Además, en una entidad como Morelos, donde la crisis de derechos humanos es profunda —desapariciones forzadas, feminicidios, desplazamientos, violencia institucional—, no se puede permitir que la presidencia de la CEDH se convierta en un bastión de protección política o en una oficina de silencios convenientes. La Comisión debe ser la voz de los que no tienen voz, no una pieza más del ajedrez partidista.
Este hecho pone en evidencia lo que muchos en la sociedad civil ya sospechaban: el gracoísmo no desapareció, solo se replegó. Hoy regresa por caminos indirectos, buscando consolidar espacios de poder en instituciones clave. La Comisión Estatal de Derechos Humanos es una de ellas, porque desde ahí puede obstaculizar denuncias, filtrar información, y construir un escudo protector para intereses personales o de grupo.

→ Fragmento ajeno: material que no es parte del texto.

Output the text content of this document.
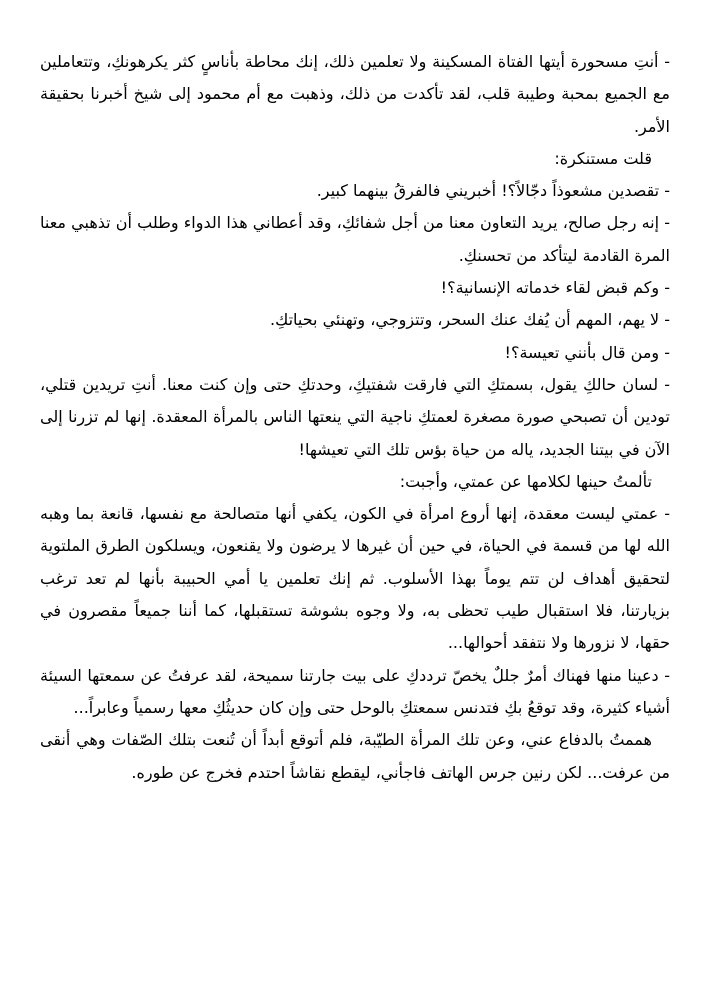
- أنتِ مسحورة أيتها الفتاة المسكينة ولا تعلمين ذلك، إنك محاطة بأناسٍ كثر يكرهونكِ، وتتعاملين مع الجميع بمحبة وطيبة قلب، لقد تأكدت من ذلك، وذهبت مع أم محمود إلى شيخ أخبرنا بحقيقة الأمر.

قلت مستنكرة:

- تقصدين مشعوذاً دجّالاً؟! أخبريني فالفرقُ بينهما كبير.

- إنه رجل صالح، يريد التعاون معنا من أجل شفائكِ، وقد أعطاني هذا الدواء وطلب أن تذهبي معنا المرة القادمة ليتأكد من تحسنكِ.

- وكم قبض لقاء خدماته الإنسانية؟!

- لا يهم، المهم أن يُفك عنك السحر، وتتزوجي، وتهنئي بحياتكِ.

- ومن قال بأنني تعيسة؟!

- لسان حالكِ يقول، بسمتكِ التي فارقت شفتيكِ، وحدتكِ حتى وإن كنت معنا. أنتِ تريدين قتلي، تودين أن تصبحي صورة مصغرة لعمتكِ ناجية التي ينعتها الناس بالمرأة المعقدة. إنها لم تزرنا إلى الآن في بيتنا الجديد، ياله من حياة بؤس تلك التي تعيشها!

تألمتُ حينها لكلامها عن عمتي، وأجبت:

- عمتي ليست معقدة، إنها أروع امرأة في الكون، يكفي أنها متصالحة مع نفسها، قانعة بما وهبه الله لها من قسمة في الحياة، في حين أن غيرها لا يرضون ولا يقنعون، ويسلكون الطرق الملتوية لتحقيق أهداف لن تتم يوماً بهذا الأسلوب. ثم إنك تعلمين يا أمي الحبيبة بأنها لم تعد ترغب بزيارتنا، فلا استقبال طيب تحظى به، ولا وجوه بشوشة تستقبلها، كما أننا جميعاً مقصرون في حقها، لا نزورها ولا نتفقد أحوالها...

- دعينا منها فهناك أمرٌ جللٌ يخصّ ترددكِ على بيت جارتنا سميحة، لقد عرفتُ عن سمعتها السيئة أشياء كثيرة، وقد توقعُ بكِ فتدنس سمعتكِ بالوحل حتى وإن كان حديثُكِ معها رسمياً وعابراً...

هممتُ بالدفاع عني، وعن تلك المرأة الطيّبة، فلم أتوقع أبداً أن تُنعت بتلك الصّفات وهي أنقى من عرفت... لكن رنين جرس الهاتف فاجأني، ليقطع نقاشاً احتدم فخرج عن طوره.
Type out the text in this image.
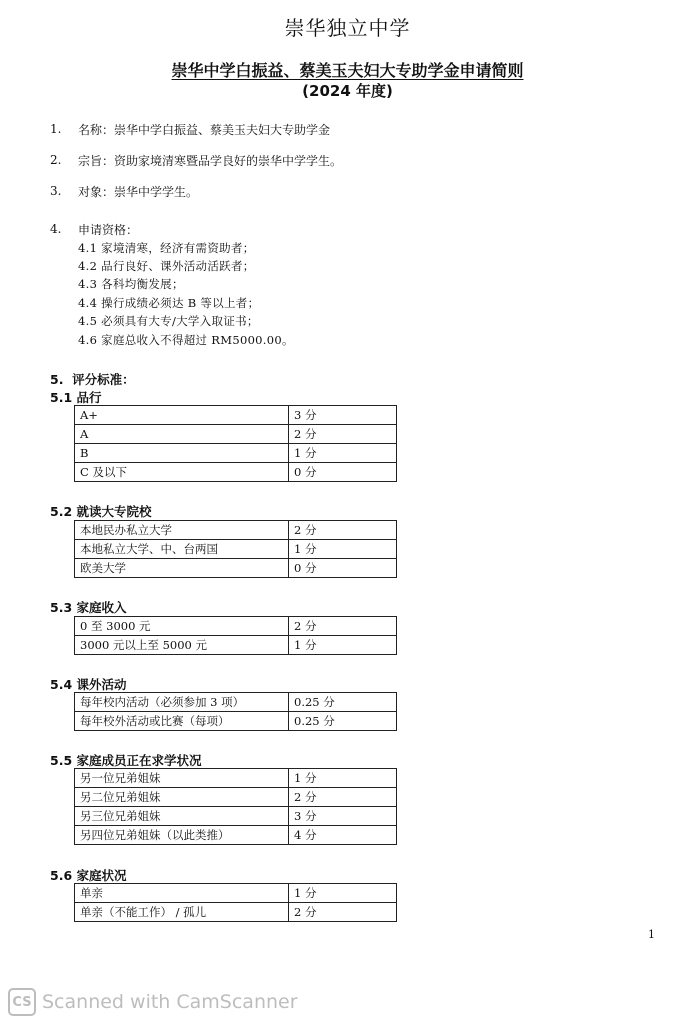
崇华独立中学
崇华中学白振益、蔡美玉夫妇大专助学金申请简则
(2024 年度)
1. 名称：崇华中学白振益、蔡美玉夫妇大专助学金
2. 宗旨：资助家境清寒暨品学良好的崇华中学学生。
3. 对象：崇华中学学生。
4. 申请资格：
4.1 家境清寒，经济有需资助者；
4.2 品行良好、课外活动活跃者；
4.3 各科均衡发展；
4.4 操行成绩必须达 B 等以上者；
4.5 必须具有大专/大学入取证书；
4.6 家庭总收入不得超过 RM5000.00。
5. 评分标准：
5.1 品行
A+	3 分
A	2 分
B	1 分
C 及以下	0 分
5.2 就读大专院校
本地民办私立大学	2 分
本地私立大学、中、台两国	1 分
欧美大学	0 分
5.3 家庭收入
0 至 3000 元	2 分
3000 元以上至 5000 元	1 分
5.4 课外活动
每年校内活动（必须参加 3 项）	0.25 分
每年校外活动或比赛（每项）	0.25 分
5.5 家庭成员正在求学状况
另一位兄弟姐妹	1 分
另二位兄弟姐妹	2 分
另三位兄弟姐妹	3 分
另四位兄弟姐妹（以此类推）	4 分
5.6 家庭状况
单亲	1 分
单亲（不能工作） / 孤儿	2 分
1
CS Scanned with CamScanner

Y lo más preocupante: este regreso ha sido facilitado por aquellos que, en el discurso, se oponen frontalmente al legado de Graco Ramírez. Morena, con su mayoría legislativa, ha cruzado una línea peligrosa. Ha preferido pactar con el pasado antes que construir el futuro que prometió. Es una traición a sus votantes, a sus principios y a la lucha ciudadana contra los abusos del poder.
Ante este panorama, la ciudadanía no puede permanecer indiferente. No podemos permitir que la CEDH, que debería ser un contrapeso ético del poder, se convierta en botín político. Es momento de exigir transparencia en las designaciones, rendición de cuentas en el Congreso, y un ejercicio de auditoría ciudadana sobre los perfiles que asumen funciones públicas.
Hay que alzar la voz, organizarnos, acudir a las sesiones públicas, interponer recursos legales si es necesario, y construir una presión social real para que el poder sepa que está siendo observado. Porque si dejamos pasar este tipo de imposiciones sin resistencia, mañana será la Fiscalía, el Tribunal, el Instituto de Transparencia o cualquier otra institución autónoma la que caiga en manos del reciclaje político. ¿No cree usted?